I was a skinny, sickly child. When I finally realized what was going on and became vegetarian, I gained forty pounds and stopped getting sick because I was finally eating real meals.
With my #1, when she was a Toddler/Two, we discovered the hard way that whole milk was filling her up so she wasn’t hungry for anything else. So we switched her to skim milk and suddenly she started eating Real Food, too.
Also, two out of my three at various points in their preschool careers were on the “low percentile of weight gain” charts, and so far they’ve both turned out fine, one’s a normal-sized college freshman and the other’s a slightly vertically-challenged 7th grader, but there are genes for vertically-challenged on both sides of the family, so it wasn’t her diet. And she wasn’t the one who only drank whole milk, anyway.

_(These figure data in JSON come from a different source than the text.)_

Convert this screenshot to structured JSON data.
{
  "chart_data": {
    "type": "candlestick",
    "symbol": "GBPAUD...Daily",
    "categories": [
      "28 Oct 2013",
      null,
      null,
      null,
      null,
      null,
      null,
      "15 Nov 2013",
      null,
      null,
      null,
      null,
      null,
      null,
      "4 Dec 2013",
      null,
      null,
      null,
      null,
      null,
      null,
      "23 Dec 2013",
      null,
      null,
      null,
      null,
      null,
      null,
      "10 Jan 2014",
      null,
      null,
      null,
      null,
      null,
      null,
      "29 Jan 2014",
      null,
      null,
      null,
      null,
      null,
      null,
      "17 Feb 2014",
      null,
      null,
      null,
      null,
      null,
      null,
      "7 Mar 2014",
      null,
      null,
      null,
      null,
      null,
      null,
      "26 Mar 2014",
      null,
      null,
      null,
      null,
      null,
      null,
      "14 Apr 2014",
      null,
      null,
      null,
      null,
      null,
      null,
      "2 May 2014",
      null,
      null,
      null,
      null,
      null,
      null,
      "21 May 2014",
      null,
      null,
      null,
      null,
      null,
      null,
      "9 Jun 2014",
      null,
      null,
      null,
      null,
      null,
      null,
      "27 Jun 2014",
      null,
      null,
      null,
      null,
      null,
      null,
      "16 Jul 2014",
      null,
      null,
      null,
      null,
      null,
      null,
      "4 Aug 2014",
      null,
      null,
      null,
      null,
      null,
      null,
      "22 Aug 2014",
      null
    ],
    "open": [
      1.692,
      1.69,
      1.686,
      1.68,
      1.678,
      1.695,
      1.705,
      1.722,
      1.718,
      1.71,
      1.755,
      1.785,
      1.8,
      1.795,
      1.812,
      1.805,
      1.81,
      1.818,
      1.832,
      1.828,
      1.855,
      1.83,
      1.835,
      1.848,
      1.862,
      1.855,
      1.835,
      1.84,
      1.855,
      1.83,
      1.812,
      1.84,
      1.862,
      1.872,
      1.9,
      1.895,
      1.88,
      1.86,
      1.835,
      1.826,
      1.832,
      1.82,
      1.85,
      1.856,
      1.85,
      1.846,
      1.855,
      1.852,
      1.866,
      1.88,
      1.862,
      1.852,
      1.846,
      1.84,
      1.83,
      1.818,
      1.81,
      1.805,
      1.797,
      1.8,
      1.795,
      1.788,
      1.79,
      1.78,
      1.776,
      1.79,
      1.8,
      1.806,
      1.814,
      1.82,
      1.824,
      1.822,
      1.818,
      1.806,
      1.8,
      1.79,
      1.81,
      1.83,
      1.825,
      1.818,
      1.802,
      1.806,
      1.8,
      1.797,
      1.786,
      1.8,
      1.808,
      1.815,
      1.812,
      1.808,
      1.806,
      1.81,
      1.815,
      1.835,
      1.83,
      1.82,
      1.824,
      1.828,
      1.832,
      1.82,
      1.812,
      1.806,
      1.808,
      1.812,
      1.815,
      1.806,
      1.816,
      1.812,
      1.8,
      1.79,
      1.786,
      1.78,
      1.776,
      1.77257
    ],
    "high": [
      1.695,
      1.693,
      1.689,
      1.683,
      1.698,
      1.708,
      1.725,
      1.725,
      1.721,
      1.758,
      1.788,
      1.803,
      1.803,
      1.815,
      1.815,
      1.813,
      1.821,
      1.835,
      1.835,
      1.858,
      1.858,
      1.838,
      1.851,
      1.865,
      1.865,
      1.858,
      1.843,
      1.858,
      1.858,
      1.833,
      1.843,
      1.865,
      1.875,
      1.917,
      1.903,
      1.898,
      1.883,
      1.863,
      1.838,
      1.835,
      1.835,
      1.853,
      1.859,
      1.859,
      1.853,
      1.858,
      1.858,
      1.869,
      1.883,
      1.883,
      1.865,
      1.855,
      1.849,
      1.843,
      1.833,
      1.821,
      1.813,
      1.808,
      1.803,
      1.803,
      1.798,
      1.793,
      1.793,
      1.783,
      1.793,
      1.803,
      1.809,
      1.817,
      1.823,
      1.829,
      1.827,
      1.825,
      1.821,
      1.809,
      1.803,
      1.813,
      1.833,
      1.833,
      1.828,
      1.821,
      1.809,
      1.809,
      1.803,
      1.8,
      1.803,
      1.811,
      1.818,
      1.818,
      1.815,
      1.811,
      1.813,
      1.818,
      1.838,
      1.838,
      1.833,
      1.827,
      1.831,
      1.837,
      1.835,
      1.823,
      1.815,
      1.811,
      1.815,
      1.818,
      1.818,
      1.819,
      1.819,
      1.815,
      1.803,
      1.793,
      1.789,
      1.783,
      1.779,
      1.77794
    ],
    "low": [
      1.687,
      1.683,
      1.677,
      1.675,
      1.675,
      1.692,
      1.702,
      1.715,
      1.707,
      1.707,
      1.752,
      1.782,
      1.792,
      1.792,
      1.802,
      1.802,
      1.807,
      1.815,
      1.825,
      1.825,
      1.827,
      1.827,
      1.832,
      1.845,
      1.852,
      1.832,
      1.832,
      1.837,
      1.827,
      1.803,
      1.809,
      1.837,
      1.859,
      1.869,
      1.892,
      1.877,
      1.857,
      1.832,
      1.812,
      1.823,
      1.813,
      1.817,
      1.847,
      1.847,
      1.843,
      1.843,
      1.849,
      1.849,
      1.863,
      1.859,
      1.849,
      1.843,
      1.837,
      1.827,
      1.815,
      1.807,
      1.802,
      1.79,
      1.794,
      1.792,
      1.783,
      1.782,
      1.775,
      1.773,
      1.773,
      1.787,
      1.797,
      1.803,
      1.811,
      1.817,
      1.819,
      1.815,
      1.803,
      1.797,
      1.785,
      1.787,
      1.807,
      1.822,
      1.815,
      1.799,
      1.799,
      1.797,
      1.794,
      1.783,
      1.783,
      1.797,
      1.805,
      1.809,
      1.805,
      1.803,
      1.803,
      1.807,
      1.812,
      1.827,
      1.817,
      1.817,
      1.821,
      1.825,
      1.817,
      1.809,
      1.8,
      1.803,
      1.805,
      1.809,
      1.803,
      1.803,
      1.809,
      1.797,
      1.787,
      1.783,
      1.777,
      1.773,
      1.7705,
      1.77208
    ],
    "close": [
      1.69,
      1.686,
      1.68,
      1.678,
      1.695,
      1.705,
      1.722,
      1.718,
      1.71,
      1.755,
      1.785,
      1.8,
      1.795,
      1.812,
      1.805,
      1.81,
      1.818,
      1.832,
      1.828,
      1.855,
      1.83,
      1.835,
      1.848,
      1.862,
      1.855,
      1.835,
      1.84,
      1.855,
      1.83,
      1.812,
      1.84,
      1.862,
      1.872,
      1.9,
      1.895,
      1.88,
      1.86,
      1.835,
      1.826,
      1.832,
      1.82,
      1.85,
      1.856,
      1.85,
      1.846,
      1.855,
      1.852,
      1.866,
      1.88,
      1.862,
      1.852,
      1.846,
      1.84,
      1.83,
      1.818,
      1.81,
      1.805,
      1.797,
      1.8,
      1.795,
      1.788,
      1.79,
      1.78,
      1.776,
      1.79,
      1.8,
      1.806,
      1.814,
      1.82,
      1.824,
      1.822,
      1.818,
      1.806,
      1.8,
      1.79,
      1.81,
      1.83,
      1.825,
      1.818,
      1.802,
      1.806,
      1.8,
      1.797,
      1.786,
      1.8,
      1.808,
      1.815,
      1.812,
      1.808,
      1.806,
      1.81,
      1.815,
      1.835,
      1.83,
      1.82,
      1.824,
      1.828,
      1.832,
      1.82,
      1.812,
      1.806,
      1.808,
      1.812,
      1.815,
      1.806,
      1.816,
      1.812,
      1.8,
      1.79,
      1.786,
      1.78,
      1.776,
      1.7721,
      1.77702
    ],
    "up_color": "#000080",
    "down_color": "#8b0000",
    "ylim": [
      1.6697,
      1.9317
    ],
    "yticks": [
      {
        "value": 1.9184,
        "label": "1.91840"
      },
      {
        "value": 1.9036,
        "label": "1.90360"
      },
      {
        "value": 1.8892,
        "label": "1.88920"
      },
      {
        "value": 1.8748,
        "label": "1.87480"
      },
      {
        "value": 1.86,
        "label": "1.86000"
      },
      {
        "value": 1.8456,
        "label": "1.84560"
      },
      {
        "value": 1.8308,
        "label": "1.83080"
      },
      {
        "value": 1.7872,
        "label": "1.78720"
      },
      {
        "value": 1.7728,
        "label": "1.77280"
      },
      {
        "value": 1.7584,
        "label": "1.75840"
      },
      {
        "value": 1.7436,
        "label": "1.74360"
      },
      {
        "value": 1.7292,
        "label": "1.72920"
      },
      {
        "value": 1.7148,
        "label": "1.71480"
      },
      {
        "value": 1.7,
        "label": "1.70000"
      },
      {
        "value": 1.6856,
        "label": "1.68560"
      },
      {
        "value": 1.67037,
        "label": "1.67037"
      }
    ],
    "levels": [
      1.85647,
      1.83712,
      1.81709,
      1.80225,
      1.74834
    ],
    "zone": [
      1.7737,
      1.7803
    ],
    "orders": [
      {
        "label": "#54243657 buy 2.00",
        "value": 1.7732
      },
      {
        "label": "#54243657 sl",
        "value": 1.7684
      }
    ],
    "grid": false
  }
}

The point is, those charts are just a tool, particularly to help truly clueless new parents. But if Baby Kate is being allowed to choose for herself from a varied and nutritious menu, and she’s not just filling up on juice and milk (also, chocolate milk is another pitfall that most people don’t realize can fill up a kid’s tummy in no time flat), then I wouldn’t worry too much about the numbers.
Chinabambina, aged 2.5 years, prefers veggies generally. She’s a formula hog and simply loves cheese. The Sear’s baby book said the most important thing was feeding babies/toddlers/kids a balanced week. Don’t sweat each meal, just try make sure the mix is reasonably close for the week.
Your question reminds me of a quote I came agross for a research paper that went something like…
“Put a baby in a crib with an apple and a rabbit. If he eats the rabbit and plays with the apple, I’ll buy you a new car”
Doesn’t really mean much. Cute, still.